T-Mobile might be celebrating its proposed merger with Sprint, but it won’t be celebrating its website’s security. A flaw in T-Mobile’s website allowed anyone to access millions of customers’ information, reported ZDNet.

Designed as a customer care portal for employees, the website features a hidden API that allows employees to look up account details. Unfortunately, security researcher Ryan Stevenson found that the API was not protected with a password.

As such, all you needed was a customer’s phone number to access all of their information. That information included a customer’s full name, postal address, billing account number, account information, and, in some cases, tax identification numbers.

Accessible information even included references to a customer’s account PIN that was used to verify accounts when contacting customer support.

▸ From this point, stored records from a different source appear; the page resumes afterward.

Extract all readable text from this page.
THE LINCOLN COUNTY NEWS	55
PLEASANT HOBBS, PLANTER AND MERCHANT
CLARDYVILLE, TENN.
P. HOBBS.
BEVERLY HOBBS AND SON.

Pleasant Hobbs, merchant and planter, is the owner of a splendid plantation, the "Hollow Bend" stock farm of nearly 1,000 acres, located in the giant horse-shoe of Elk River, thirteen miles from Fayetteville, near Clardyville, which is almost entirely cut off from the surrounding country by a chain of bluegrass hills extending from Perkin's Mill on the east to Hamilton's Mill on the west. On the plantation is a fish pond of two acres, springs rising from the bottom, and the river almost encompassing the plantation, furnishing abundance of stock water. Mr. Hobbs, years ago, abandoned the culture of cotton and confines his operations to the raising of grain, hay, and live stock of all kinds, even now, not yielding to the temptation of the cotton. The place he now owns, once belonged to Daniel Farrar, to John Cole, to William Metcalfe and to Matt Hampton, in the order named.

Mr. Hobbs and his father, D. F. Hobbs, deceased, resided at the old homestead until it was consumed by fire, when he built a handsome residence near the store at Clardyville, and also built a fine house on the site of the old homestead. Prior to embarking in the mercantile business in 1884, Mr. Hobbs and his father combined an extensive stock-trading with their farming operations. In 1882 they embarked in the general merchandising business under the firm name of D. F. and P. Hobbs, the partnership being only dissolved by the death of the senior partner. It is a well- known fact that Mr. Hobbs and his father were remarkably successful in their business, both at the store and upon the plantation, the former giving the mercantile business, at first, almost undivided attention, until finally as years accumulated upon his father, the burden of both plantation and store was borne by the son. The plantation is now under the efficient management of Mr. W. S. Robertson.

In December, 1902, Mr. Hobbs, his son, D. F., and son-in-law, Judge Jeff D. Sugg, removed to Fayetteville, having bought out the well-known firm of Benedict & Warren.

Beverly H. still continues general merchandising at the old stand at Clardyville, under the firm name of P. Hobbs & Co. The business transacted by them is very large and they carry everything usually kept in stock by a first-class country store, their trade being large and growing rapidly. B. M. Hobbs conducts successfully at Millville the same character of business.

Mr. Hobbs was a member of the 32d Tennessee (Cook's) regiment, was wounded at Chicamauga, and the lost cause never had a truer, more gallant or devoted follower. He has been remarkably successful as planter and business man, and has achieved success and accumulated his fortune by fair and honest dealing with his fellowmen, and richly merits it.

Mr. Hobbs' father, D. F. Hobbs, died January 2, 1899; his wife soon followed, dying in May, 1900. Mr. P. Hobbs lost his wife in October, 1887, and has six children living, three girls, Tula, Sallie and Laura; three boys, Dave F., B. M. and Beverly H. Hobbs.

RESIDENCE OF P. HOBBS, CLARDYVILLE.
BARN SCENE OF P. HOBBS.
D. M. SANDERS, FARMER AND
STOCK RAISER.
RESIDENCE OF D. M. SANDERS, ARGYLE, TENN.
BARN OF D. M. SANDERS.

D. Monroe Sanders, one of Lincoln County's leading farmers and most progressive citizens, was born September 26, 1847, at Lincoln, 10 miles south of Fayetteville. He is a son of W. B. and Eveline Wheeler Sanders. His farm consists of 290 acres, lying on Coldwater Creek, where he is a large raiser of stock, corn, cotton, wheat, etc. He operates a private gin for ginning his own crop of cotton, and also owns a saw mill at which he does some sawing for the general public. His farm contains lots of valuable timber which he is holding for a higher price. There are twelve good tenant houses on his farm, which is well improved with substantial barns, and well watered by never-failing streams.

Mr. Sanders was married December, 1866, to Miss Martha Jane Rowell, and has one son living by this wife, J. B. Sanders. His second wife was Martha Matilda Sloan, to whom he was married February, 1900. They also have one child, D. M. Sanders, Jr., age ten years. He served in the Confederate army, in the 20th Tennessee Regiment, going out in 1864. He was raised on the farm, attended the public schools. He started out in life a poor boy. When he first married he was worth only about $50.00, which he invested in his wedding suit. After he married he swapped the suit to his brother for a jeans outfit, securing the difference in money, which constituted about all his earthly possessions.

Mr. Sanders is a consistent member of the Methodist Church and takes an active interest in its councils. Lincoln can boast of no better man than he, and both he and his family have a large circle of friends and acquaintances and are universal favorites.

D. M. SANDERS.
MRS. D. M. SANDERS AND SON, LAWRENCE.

Stevenson reported the unprotected API back in early April through T-Mobile’s bug bounty program. The carrier subsequently pulled the API offline for a day and awarded Stevenson $1,000 for his discovery.

According to a T-Mobile spokesperson, the carrier found no evidence that customers’ information was compromised through the bug.

Editor's Pick

If all of this sounds familiar, that is because the carrier dealt with a similar issue in October 2017. At the time, it said only a small part of its customers were affected and there was no indication that the exploit was broadly shared.

However, it came to light that hackers reportedly knew about and used the exploit for weeks. T-Mobile then affirmed that it found no evidence of the bug affecting customer accounts.

Regardless of whether the recently disclosed website vulnerability did not lead to compromised accounts, we suggest customers take steps to protect themselves. They can add passwords to their accounts and prevent things like issuing new SIM cards or adding new lines.